Paralelamente, é preciso criar vagas.
E, nesse aspecto, o governo Casagrande fez bem pouco.
Em conversa com jornalistas, o governador afirmou que, se reeleito, vai criar de 2 mil a 3 mil vagas nos próximos quatro anos. Como ele mesmo ite, ainda não será o suficiente para zerar o déficit atual. Se ele fizer mesmo isso, vai reduzir um pouco a lacuna, ou, como disse, “vai aliviar o sistema” – mas isso se (e apenas se) a população carcerária continuar estabilizada. Se esta voltar crescer nos próximos anos, será um trabalho como o daquele cavalo que persegue a cenoura colocada num anzol diante de seus olhos pelo cavaleiro: nunca vai alcançá-la.
Vagas abertas pelo atual governo
Em 2018, segundo a assessoria da Sejus, o Estado contava com 35 unidades prisionais. Agora, tem 36.

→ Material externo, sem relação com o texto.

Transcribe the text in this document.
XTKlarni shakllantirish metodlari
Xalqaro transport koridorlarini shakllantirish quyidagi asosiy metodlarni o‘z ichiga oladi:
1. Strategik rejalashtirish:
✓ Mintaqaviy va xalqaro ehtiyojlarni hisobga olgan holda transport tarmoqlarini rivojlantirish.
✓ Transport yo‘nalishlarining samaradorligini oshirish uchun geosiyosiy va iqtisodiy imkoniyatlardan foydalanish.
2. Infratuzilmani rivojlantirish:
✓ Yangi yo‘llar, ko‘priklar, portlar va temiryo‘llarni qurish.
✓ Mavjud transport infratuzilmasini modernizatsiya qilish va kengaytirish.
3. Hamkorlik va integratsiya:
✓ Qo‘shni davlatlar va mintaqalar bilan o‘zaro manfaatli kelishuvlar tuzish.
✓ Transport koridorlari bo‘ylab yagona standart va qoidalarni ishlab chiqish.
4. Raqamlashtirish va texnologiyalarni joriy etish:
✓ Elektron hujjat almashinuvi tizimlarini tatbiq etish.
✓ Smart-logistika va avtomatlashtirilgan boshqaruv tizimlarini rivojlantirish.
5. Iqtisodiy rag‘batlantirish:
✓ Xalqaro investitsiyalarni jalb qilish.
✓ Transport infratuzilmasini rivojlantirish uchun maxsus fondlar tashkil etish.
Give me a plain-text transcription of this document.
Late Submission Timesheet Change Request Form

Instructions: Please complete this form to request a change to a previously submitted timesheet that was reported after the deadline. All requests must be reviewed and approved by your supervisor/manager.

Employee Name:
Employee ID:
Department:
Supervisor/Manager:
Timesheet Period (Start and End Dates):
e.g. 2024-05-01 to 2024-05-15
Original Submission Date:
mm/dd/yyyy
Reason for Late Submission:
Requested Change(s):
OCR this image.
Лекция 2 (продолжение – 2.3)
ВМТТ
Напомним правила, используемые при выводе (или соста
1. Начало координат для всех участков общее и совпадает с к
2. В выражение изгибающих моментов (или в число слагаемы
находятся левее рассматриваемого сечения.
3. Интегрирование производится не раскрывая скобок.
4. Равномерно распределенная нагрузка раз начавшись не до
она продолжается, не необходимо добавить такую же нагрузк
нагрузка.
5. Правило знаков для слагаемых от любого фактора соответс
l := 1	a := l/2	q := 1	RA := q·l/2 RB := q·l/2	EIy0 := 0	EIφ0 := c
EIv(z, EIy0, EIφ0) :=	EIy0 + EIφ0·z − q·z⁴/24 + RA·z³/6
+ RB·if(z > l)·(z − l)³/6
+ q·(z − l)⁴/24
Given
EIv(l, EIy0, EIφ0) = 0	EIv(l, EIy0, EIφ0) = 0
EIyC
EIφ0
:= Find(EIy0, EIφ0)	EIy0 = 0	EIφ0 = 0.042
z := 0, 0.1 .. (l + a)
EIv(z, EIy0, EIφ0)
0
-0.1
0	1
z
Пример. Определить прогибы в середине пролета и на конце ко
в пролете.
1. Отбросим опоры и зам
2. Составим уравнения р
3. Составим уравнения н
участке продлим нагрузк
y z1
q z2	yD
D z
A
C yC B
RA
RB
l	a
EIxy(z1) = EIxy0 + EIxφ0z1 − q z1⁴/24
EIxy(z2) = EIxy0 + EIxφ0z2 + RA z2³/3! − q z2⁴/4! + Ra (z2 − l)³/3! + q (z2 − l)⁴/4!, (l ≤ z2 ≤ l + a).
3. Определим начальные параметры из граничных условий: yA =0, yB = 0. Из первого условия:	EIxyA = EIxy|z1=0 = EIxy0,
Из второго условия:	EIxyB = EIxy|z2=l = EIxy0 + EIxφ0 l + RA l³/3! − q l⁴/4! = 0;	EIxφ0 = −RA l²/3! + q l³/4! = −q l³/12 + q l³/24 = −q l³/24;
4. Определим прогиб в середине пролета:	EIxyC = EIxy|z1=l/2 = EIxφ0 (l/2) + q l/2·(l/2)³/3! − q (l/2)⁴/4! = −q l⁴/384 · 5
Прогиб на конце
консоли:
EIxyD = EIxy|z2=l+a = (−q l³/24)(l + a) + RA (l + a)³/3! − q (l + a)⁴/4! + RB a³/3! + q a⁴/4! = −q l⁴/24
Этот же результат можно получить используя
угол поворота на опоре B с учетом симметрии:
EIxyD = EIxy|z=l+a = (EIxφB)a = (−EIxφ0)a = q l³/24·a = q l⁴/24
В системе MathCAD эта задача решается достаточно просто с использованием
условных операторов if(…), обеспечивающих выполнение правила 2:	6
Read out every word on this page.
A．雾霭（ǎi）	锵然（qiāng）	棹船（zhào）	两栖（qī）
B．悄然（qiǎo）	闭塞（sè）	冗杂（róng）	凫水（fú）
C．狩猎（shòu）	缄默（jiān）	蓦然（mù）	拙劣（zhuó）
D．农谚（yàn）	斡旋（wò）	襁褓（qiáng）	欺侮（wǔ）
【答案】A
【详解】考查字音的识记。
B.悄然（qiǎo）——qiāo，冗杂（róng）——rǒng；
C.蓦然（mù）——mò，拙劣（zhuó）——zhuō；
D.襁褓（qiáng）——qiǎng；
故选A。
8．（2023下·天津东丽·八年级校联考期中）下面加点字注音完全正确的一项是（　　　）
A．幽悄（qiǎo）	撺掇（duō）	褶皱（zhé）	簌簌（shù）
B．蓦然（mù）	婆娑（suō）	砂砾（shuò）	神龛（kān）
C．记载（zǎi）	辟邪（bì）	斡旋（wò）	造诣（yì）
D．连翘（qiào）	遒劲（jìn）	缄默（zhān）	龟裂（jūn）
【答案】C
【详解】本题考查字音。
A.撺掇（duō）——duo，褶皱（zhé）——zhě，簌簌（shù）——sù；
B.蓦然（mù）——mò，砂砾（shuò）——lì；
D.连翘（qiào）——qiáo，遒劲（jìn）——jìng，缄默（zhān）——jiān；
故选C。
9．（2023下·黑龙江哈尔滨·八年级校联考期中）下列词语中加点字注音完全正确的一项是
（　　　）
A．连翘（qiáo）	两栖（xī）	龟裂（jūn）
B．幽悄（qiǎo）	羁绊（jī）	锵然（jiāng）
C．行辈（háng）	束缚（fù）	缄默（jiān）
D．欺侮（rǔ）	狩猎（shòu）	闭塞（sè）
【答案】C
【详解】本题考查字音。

A atual gestão entregou três novos presídios: a Apac de Cachoeiro de Itapemirim, com 40 vagas para apenados do regime fechado, em março de 2020; a Penitenciária Semiaberta de São Mateus, com 120 vagas, em dezembro de 2021; e a Penitenciária de Vila Velha 6, no Complexo de Xuri, que ainda será entregue, em dezembro deste ano, com aproximadamente 1 mil vagas (um investimento de R$ 57 milhões). Até dezembro deste ano, o sistema prisional capixaba terá 14.963 vagas.
O plano de governo de Casagrande apresentado à Justiça Eleitoral não estabelece uma meta de criação de vagas entre 2023 e 2026 e nem sequer faz menção a novas unidades prisionais.